*****
Zakapior odwrócił się na pięcie po komentarzu
O'Connora. W sumie nie zdziwiło to
Tima, jeszcze się taki twardziel nie znalazł, co by przyjął na klatę serię z Minimi i przeżył. No... nie wspominając tego wielkiego jak minivan mutasa, co to go zakatrupiliśmy dwa miechy temu nad Missisipi. A ten koleś zwyczajnie wymiękł.
Mijając
Tima, znów posłał mu mordercze spojrzenie. Ale chyba trafiło pod zły adres... żołnierz zatrzymał cwaniaczka w drzwiach, silnym pchnięciem sadzając gościa w miejscu. Odryglował zamek od snajperki, nabój z brzękiem opuścił komorę. Wziął go do ręki, pokazując bandziorowi na wysokości twarzy. Słońce błyskało na wypolerowanej mosiężnej łusce naboju kalibru 7.62x51mm NATO (.308 win). -
To maleństwo będzie na Ciebie czekać, gringo. W razie jakbyś znowu sprawiał kłopoty. - mówił to z kpiącym uśmieszkiem na ogorzałej od słońca twarzy, chowając nabój do kieszeni munduru.
*****
Sierżant już rozmawiał z szeryfem.
Tim poczęstował się cygarem od
Alexa, aromatyczny zapach tytoniu wypełniał jego płuca, po tak długiej jeździe, naprawdę dawało niezłego kopa w płuca.
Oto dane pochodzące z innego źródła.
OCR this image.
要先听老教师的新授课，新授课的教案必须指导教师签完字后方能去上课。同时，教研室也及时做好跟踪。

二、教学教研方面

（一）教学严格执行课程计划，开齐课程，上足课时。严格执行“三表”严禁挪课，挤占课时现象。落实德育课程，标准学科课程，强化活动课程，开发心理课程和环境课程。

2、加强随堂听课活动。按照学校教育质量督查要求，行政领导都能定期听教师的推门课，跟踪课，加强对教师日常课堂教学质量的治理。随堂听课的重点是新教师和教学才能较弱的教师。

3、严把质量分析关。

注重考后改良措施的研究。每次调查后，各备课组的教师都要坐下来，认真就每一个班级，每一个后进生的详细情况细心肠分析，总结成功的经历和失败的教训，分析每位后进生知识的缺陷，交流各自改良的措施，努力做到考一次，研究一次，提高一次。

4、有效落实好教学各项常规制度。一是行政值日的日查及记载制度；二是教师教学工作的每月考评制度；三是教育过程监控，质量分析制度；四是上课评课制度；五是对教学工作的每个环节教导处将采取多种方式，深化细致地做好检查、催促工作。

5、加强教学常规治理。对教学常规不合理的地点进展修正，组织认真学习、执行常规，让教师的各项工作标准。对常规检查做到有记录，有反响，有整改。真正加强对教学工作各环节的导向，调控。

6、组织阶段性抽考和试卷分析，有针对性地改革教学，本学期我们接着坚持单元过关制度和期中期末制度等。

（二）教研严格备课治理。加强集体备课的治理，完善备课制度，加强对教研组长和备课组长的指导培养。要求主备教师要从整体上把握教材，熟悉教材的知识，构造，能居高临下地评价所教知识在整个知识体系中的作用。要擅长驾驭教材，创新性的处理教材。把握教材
Payton spokojnie słuchał słów
O'Connora, wiedział, że nowojorczyk nie da się wpuścić w maliny. Kiedy jednak omawiał kwestię zawodowstwa i kosztów usługi, wtrącił swoje trzy grosze:
- Profesjonalna usługa nie jest tania szeryfie, ale masz przynajmniej pewność, że nie zesramy się na widok pierwszego napotkanego przerośniętego tostera. I nie wrócimy do Roswell spieprzając w podskokach, mając na karku hordę mobsprzętu. Znamy się na tej robocie, kiedyś Front nazywaliśmy domem... - zaciągnął się znów tytoniową używką. Czekał na odpowiedź "stróża" prawa i porządku. Spoglądał przez okno czy ich pojazd jeszcze stoi, ale widać miejscowym łachmytom, przeszła już ochota na czyjeś zabawki.